What Does Bain & Company Want From Its MBA Hires In 2018?

Keith Bevans, Bain’s global head of consulting recruitment, explains what MBA students can do to stand out

Speaking to BusinessBecause in January 2017, Keith Bevans, Bain & Company’s global head of consulting recruitment, laid down the marker for the year ahead.

He set out to hire a record number of consultants in 2017, eclipsing the 400 hired a year previously. He did just that.

This year, the plan is to hire around 500 MBAs into consulting positions at Bain. Bain will also hire a record number of MBA interns this summer—90% of interns get offers to join Bain full-time.

Working for Bain is not the same as working for McKinsey or BCG. Bain has 55 offices in 36 countries around the world. It’s worked with over 4,600 companies in every region of the world. It’s ranked in Glassdoor’s top-four companies to work for every year for the last ten years.

Keith, an MBA graduate from Harvard Business School, has headed up global consulting recruitment at Bain since 2013. He speaks with hundreds of MBA students on-campus each year.

What does he look for in his MBA hires? What can MBA students do to stand out in 2018? BusinessBecause caught up with Keith to find out more.

What business schools do you recruit from?

We focus our efforts on the top-20 business schools—like Wharton, Harvard, INSEAD, LBS, IE Business School, Kellogg, Chicago Booth. I was at Tuck this year; Ross the other week. We’ve also had a ton of growth at programs like Yale, which continue to impress us with the engagement that their administrations give us and the energy their students have.

Overall, we hired MBAs from little over 60 schools last year. Even if you’re not at a top-20-ranked school, if you’re a strong candidate, not only do we want to hear from you, there’s a good chance you’ll be able to get a job with us.

How important is the MBA internship?

On average, a third of our MBA hires would have done an internship with us. Still, less than half of the incoming class are former interns. We are the only one of the three management consulting firms that make a consistent, concerted effort to hire second-year MBAs.

How do you view graduates from Master’s in Management (MiM) programs in comparison?

It’s something we’ve talked about a lot. Bain is a true meritocracy. For us, it’s about finding the right mix of qualifications and experience for candidates to be successful in the firm.

In the US, we’ll mostly hire MiM grads as associate consultants—not at the same level as MBAs—because they typically don’t have the same experience as MBA students have. What we are yet to see—and what we would expect—is that they would accelerate differently to an undergraduate hire for example.

Certainly, in Europe, there are people on those programs who have been in the workforce for a long time, and we would look at them differently.

What can job applicants do to stand out?

When I started 20 years ago, I would go to campus and explain what consulting was all about. Now, students have that knowledge. The candidates that stand out are ones that understand the subtle differences between the different consulting firms.

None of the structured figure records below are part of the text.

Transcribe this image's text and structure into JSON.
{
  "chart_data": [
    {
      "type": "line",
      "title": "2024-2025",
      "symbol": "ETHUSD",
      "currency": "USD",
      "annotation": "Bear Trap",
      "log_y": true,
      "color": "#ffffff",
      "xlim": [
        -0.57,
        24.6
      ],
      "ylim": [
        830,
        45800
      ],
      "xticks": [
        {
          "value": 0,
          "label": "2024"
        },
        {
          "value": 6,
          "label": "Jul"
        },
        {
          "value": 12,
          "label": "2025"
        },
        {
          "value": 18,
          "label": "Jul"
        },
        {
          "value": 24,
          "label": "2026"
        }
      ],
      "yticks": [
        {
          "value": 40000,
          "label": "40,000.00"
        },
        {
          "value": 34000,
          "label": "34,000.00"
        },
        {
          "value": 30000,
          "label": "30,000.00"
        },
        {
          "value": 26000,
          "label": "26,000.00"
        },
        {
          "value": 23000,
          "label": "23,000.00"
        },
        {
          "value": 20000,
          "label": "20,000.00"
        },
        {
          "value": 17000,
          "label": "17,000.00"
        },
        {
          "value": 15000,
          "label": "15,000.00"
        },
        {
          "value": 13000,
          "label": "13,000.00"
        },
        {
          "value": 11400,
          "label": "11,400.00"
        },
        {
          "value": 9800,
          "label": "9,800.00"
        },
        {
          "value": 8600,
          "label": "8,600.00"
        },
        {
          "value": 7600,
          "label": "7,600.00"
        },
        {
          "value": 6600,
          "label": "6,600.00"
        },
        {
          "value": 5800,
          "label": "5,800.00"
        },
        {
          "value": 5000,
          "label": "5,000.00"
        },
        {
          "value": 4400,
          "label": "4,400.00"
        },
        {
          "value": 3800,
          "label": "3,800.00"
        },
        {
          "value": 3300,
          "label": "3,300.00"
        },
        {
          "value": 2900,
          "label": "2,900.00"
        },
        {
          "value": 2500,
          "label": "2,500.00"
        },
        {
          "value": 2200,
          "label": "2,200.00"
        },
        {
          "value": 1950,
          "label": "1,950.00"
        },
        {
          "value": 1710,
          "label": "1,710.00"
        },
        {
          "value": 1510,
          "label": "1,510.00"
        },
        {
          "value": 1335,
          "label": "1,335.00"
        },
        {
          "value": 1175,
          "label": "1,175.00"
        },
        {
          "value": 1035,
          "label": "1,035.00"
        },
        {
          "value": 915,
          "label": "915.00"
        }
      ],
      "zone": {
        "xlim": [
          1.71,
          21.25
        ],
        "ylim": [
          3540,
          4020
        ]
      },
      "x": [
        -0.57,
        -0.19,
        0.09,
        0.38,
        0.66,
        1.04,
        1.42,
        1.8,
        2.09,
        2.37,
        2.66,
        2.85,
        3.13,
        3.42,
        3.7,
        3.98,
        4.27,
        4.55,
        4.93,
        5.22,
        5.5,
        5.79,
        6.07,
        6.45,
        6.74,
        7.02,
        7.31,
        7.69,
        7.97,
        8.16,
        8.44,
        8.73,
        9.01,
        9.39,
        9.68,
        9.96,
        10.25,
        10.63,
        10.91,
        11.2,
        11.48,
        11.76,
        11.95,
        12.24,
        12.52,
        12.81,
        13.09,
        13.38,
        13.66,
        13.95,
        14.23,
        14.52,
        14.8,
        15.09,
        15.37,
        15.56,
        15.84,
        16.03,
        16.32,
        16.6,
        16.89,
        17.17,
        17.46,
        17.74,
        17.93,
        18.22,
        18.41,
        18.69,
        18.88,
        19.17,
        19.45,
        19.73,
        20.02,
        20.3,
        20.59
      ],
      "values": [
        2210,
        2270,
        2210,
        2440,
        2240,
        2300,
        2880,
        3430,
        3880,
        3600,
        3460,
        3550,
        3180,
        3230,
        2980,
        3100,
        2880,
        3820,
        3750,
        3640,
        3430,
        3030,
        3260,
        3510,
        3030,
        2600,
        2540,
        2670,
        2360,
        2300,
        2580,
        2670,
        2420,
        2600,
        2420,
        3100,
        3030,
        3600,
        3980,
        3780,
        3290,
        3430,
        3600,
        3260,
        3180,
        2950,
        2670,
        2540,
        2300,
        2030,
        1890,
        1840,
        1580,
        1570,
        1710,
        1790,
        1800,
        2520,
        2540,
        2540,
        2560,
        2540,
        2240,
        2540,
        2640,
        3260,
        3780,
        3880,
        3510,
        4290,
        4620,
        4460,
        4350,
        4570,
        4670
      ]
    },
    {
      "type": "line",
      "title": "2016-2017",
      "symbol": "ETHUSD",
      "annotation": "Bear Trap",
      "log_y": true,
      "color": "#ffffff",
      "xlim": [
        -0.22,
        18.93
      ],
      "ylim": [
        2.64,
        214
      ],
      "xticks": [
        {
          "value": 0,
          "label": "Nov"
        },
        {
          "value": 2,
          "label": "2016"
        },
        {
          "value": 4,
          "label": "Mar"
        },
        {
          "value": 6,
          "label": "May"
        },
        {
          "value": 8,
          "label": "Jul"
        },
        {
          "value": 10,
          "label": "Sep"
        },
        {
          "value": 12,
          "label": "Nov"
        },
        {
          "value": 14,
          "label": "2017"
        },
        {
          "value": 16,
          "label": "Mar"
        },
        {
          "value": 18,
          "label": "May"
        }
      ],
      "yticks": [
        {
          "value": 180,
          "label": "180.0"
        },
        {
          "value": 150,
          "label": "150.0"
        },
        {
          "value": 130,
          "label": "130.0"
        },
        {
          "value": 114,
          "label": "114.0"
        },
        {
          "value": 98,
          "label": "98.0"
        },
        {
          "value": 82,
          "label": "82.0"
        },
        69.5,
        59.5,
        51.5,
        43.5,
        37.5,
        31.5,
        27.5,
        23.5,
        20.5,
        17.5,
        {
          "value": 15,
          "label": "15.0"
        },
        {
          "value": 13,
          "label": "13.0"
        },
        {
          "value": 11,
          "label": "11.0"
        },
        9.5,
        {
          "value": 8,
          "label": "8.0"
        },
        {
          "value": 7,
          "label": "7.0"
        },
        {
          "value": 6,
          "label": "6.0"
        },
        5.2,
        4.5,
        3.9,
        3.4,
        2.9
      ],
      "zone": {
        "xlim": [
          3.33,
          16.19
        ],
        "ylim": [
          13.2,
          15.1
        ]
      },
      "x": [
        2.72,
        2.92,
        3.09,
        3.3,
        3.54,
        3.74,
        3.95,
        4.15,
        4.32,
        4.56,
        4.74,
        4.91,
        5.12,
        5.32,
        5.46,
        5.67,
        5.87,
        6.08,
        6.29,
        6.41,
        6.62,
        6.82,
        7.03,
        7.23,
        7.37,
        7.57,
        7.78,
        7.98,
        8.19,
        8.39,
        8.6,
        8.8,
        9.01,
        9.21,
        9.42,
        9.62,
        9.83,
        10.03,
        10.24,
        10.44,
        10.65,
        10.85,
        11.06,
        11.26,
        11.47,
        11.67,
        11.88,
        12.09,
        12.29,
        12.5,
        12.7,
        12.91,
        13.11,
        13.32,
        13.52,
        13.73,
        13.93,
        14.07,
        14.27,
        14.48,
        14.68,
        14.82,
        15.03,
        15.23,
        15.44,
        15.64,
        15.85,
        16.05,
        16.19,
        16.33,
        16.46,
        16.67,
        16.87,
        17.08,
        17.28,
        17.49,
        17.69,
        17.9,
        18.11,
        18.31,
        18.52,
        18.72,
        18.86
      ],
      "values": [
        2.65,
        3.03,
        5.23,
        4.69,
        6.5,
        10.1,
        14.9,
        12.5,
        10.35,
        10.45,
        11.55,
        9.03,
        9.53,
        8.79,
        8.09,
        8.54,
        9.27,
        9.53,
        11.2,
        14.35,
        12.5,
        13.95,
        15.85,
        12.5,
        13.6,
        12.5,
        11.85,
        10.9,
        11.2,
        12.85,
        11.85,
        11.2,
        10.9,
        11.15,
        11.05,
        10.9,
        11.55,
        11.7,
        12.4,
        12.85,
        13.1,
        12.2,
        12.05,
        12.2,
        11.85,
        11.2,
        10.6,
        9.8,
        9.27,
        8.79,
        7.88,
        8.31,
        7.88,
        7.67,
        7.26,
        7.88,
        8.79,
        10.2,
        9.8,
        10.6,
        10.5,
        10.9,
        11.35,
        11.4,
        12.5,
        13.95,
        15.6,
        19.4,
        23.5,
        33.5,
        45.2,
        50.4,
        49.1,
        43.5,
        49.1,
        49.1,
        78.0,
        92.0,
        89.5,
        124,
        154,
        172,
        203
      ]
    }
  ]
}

Bain’s business model is very different to its two competitors. The fact that there’s a very practical, real-world application to our results; the fact that, at Bain, you don’t specialize early in your career because we want you to build that business understanding; the fact that our home office model means you’re actually part of a smaller family of people that’s personally invested in your success—that’s different.

At Bain, your offer would come from Bain Sydney, for example. It’s not a Bain & Co. offer, and that changes the way you work. The best students ask questions that show they understand those differences

What about big data analytics skills?

I trust that if you have a degree from a top institution, you’ve got the raw potential to be successful here. We can teach you the analytic tools and techniques you’ll need; having them is not a pre-requisite.

At the same time, we are seeing more MBA students taking classes in advanced analytics. I think that’s great—that’s where the market is going. What’s important is that MBA students understand the issues that are at the top of CEOs’ agendas right now, and take the courses to reflect that.

What makes a business school good to work with?

Industries like consulting are very popular on a lot of MBA campuses—it’s easy for students to follow the crowd.

The best b-schools encourage their students to be introspective; to understand what opportunities are out there, what they’re really good at, what they like, and where the best overlap of those things is for them to be successful in the next stage of their career. Those students look and sound different when they come and talk to us.

What is the biggest challenge MBAs will face working at Bain?

The biggest challenge is often the biggest draw and the biggest thrill; and that’s the learning curve. The learning curve will be one of the most challenging professional endeavors MBAs will experience, but also one of the best and most memorable.

We are looking for students that want to rise to the challenge, to solve the most difficult problems that companies are facing today.